Ignatius of Loyola entered the world inside a stone fortress in Azpeitia, Gipuzkoa. His parents belonged to the minor nobility of the Basque region and fought in the Basque war of the bands.
How did Ignatius of Loyola's military career end and what physical injury did he sustain?
A cannonball fractured his right leg on the 20th of May 1521 during the storming of the fortress of Pamplona. The final result left his right leg shorter than the other and he would limp for the rest of his life.
What religious experience led Ignatius of Loyola to change his life path after his injury?
While recovering from surgery, his sister-in-law brought him lives of Christ and saints instead of romances of chivalry. This inspired him to devote himself to God and follow Francis of Assisi.
When and how did Ignatius of Loyola found the Society of Jesus?

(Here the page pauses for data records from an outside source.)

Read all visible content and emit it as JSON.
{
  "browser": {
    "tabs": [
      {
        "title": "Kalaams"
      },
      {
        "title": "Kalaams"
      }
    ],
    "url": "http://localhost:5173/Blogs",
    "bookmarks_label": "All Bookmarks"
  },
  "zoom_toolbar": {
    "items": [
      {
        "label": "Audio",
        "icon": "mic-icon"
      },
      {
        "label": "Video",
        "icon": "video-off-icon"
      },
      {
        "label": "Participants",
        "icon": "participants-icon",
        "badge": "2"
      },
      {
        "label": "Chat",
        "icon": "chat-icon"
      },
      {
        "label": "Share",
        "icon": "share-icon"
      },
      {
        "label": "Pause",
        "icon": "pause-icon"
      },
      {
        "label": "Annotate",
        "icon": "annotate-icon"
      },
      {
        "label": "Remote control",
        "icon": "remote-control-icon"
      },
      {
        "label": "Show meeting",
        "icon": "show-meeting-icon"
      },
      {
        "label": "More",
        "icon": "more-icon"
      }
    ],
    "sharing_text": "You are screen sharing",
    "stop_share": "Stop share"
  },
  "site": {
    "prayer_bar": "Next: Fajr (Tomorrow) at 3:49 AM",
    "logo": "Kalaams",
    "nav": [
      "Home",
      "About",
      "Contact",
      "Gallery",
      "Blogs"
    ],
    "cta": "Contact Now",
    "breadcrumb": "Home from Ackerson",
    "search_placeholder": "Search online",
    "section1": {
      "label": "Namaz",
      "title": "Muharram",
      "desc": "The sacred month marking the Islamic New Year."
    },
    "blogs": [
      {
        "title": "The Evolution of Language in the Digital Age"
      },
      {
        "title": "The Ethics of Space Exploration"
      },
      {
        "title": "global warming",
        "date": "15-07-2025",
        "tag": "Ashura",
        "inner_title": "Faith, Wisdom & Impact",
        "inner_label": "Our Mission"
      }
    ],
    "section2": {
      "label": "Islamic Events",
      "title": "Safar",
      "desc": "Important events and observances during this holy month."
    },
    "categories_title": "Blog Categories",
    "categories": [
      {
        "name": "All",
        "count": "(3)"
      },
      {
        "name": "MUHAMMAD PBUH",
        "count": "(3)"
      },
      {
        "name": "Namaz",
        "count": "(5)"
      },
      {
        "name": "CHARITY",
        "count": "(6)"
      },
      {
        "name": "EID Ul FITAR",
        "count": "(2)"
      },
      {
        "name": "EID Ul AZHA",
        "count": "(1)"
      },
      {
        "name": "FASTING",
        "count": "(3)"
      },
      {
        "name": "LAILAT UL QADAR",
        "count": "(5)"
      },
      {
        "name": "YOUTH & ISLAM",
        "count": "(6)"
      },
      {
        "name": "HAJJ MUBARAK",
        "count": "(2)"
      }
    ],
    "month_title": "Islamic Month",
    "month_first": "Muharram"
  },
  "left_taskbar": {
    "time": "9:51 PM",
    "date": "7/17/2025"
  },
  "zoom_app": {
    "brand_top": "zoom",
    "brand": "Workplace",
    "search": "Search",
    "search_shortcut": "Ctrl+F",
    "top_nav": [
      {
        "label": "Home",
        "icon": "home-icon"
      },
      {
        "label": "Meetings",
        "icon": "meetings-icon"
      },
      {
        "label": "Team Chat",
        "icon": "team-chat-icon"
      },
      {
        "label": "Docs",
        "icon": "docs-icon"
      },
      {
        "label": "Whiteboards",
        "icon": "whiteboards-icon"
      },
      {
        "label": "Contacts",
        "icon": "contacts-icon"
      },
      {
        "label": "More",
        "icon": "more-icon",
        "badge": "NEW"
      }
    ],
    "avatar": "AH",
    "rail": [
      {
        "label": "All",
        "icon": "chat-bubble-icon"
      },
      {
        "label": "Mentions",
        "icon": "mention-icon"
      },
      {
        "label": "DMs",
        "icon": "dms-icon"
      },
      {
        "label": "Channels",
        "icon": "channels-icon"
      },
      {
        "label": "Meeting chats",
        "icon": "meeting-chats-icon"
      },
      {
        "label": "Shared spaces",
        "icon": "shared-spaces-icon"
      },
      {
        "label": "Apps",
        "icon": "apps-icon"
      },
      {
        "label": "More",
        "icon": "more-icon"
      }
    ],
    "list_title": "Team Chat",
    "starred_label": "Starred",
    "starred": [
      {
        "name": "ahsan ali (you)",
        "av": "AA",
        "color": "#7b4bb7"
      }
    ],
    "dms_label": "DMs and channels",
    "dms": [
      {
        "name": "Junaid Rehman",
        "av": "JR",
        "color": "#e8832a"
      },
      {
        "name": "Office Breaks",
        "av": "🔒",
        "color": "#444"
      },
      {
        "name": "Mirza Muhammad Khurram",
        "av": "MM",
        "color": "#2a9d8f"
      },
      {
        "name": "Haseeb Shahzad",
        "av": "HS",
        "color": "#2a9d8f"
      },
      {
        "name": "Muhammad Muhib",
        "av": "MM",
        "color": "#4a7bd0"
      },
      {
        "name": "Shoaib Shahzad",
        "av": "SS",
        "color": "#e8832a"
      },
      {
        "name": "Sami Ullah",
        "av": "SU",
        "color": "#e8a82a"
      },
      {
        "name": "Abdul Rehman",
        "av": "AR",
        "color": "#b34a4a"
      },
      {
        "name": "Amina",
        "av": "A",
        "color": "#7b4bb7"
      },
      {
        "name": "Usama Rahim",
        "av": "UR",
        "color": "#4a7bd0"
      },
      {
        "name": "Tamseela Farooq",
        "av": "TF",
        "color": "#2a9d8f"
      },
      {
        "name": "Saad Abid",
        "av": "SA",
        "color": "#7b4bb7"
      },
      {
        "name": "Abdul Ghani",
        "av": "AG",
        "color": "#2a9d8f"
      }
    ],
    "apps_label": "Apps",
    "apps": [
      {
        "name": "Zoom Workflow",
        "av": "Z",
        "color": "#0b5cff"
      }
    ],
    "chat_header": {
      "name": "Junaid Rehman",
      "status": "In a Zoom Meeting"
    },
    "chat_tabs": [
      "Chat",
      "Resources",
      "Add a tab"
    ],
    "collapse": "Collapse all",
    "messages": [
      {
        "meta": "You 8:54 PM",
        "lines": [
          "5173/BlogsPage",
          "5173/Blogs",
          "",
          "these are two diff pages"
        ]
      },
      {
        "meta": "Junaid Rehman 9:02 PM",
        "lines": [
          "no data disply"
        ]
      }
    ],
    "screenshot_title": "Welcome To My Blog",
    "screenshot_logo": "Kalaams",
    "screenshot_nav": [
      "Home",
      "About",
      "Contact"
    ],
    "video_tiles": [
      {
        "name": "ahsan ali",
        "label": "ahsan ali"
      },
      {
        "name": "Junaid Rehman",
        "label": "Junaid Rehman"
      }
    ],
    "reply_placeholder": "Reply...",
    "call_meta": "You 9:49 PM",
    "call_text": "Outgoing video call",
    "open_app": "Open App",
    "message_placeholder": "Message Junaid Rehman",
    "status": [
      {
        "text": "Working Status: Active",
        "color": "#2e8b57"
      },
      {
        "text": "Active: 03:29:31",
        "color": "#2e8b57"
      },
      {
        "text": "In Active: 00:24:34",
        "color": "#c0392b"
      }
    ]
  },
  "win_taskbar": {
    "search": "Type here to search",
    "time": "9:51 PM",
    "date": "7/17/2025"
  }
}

On the morning of the 15th of August 1534, Loyola and six companions met in the chapel of Saint Denis to take solemn vows. Pope Paul III approved the order in 1540 and Ignatius became the first Superior General invested with the title Father General.
What caused the death of Ignatius of Loyola and when was he buried?
Ignatius died in Rome on the 31st of July 1556 likely suffering from Roman Fever which is a severe variant of malaria endemic to the city. He was buried in the crypt of Maria della Strada Church on the 1st of August 1556.